We live in a time and place where fun has come to dominate. The Wall Street Journal reported that the average German (German!) worked just 1,343 hours last year. Assuming 48 work weeks a year, that is only 28 hours a week.
For the first time in history, our fun is overwhelming our work or per Neil Postman’s turn of phrase, we are “amusing ourselves to death.”
This may sound like finger-wagging. This is only part of the problem – perhaps even more concerning is that our fun is of such low quality. For example, in 2023, the average internet user spent 151 minutes per day on social media.
Work is hard, but it at least offers the ability to feel accomplishment and pride in one’s efforts. We are increasingly trading that opportunity for doom scrolling – and increases in stress, envy, and countless other maladies.
What is the answer then?
We should let our work, be our work and our rest, be our rest. There are natural embedded rhythms of life that we should order our days around. The primary rhythm is the cycle of work and rest. We see this cycle reinforced in ancient traditions such as Sabbath rest – work 6 days and rest 1.
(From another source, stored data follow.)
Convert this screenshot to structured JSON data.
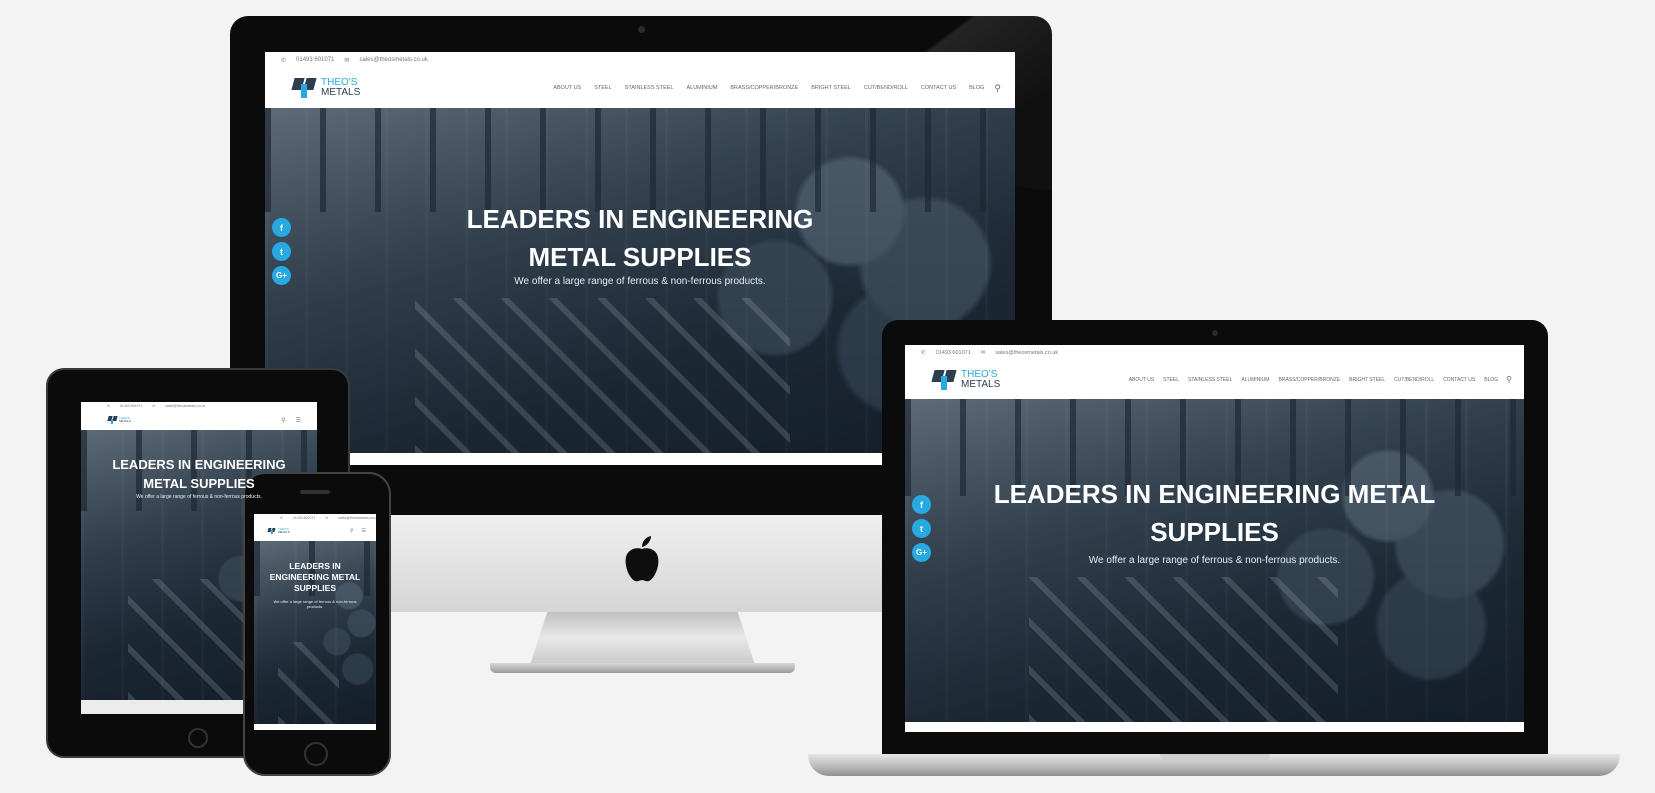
{
  "site": {
    "phone": "01493 601071",
    "email": "sales@theosmetals.co.uk",
    "logo_line1": "THEO'S",
    "logo_line2": "METALS",
    "nav": [
      "ABOUT US",
      "STEEL",
      "STAINLESS STEEL",
      "ALUMINIUM",
      "BRASS/COPPER/BRONZE",
      "BRIGHT STEEL",
      "CUT/BEND/ROLL",
      "CONTACT US",
      "BLOG"
    ],
    "hero_title": "LEADERS IN ENGINEERING METAL SUPPLIES",
    "hero_subtitle": "We offer a large range of ferrous & non-ferrous products.",
    "social": [
      "f",
      "t",
      "G+"
    ]
  },
  "icons": {
    "phone": "phone-icon",
    "email": "envelope-icon",
    "search": "search-icon",
    "apple": "apple-logo-icon",
    "menu": "hamburger-menu-icon"
  },
  "colors": {
    "accent": "#27a9e1",
    "logo_dark": "#2c3e50",
    "device_frame": "#0b0b0b",
    "background": "#f3f3f3"
  }
}
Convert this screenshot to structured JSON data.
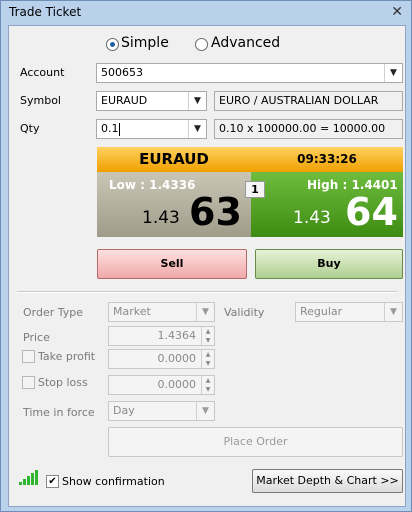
{
  "window": {
    "title": "Trade Ticket",
    "close_glyph": "✕"
  },
  "mode": {
    "simple_label": "Simple",
    "advanced_label": "Advanced",
    "selected": "Simple"
  },
  "account": {
    "label": "Account",
    "value": "500653"
  },
  "symbol": {
    "label": "Symbol",
    "value": "EURAUD",
    "description": "EURO / AUSTRALIAN DOLLAR"
  },
  "qty": {
    "label": "Qty",
    "value": "0.1",
    "calculation": "0.10 x 100000.00 = 10000.00"
  },
  "quote": {
    "symbol": "EURAUD",
    "time": "09:33:26",
    "low_label": "Low : 1.4336",
    "high_label": "High : 1.4401",
    "spread": "1",
    "sell_prefix": "1.43",
    "sell_big": "63",
    "buy_prefix": "1.43",
    "buy_big": "64"
  },
  "actions": {
    "sell_label": "Sell",
    "buy_label": "Buy"
  },
  "order": {
    "type_label": "Order Type",
    "type_value": "Market",
    "validity_label": "Validity",
    "validity_value": "Regular",
    "price_label": "Price",
    "price_value": "1.4364",
    "take_profit_label": "Take profit",
    "take_profit_value": "0.0000",
    "stop_loss_label": "Stop loss",
    "stop_loss_value": "0.0000",
    "tif_label": "Time in force",
    "tif_value": "Day",
    "place_label": "Place Order"
  },
  "footer": {
    "show_confirmation_label": "Show confirmation",
    "show_confirmation_checked": true,
    "market_depth_label": "Market Depth & Chart >>"
  },
  "icons": {
    "dropdown": "▼",
    "spin_up": "▲",
    "spin_down": "▼",
    "check": "✔"
  },
  "colors": {
    "header_orange": "#f5b000",
    "sell_panel": "#b3af9c",
    "buy_panel": "#4a9a1c",
    "sell_button": "#f4b8b8",
    "buy_button": "#c3dea8",
    "signal": "#2fb52f"
  }
}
There is a tremendous amount of research to support that doing hard things is good for us! Michael Easter’s The Comfort Crisis is an excellent exposition about the capacity of humans to do hard things. Work helps shape us into better human beings – even when it is hard!
Without work, we will not become what we are capable of.
Work has a formative component that shapes our character. We are less fully human without its presence in our lives. Even in retirement, we should search for ways to be of service, even if its intensity is less.
We should also appropriately bound our work – workaholism is as problematic as under-working. We balance our work through rest.
Life is certainly more than one’s vocation. Leisure and rest not only provide balance to one’s work, but also create cognitive space to provide clarity and energy to re-engage. Josef Pieper, a German philosopher, makes the case in his lovely little book Leisure: The Basis of Culture that leisure itself provides the richness of life.
But what is leisure? Is it synonymous with fun?
Pieper contends that true leisure is something different. “Man too celebrates the end of his work by allowing his inner eye to dwell for a while upon the reality of the Creation” as Pieper wrote. Leisure includes a cessation from work itself, but is more than pure idleness. Instead, Pieper opines that leisure has a celebratory quality to it.
Leisure must look different for it to balance the intensity of work. It may involve space for quietness and stillness, to counterbalance the noise of our day to day. It should likely involve being outside – see the 5-3-2 rule. It may involve physical exertion – but for recreation not labor. It certainly is more than a never ending scroll on social media.
There is much to be gained by the right balance of work and rest. It is easy to veer to excess of work or leisure – far more challenging to keep them in balance.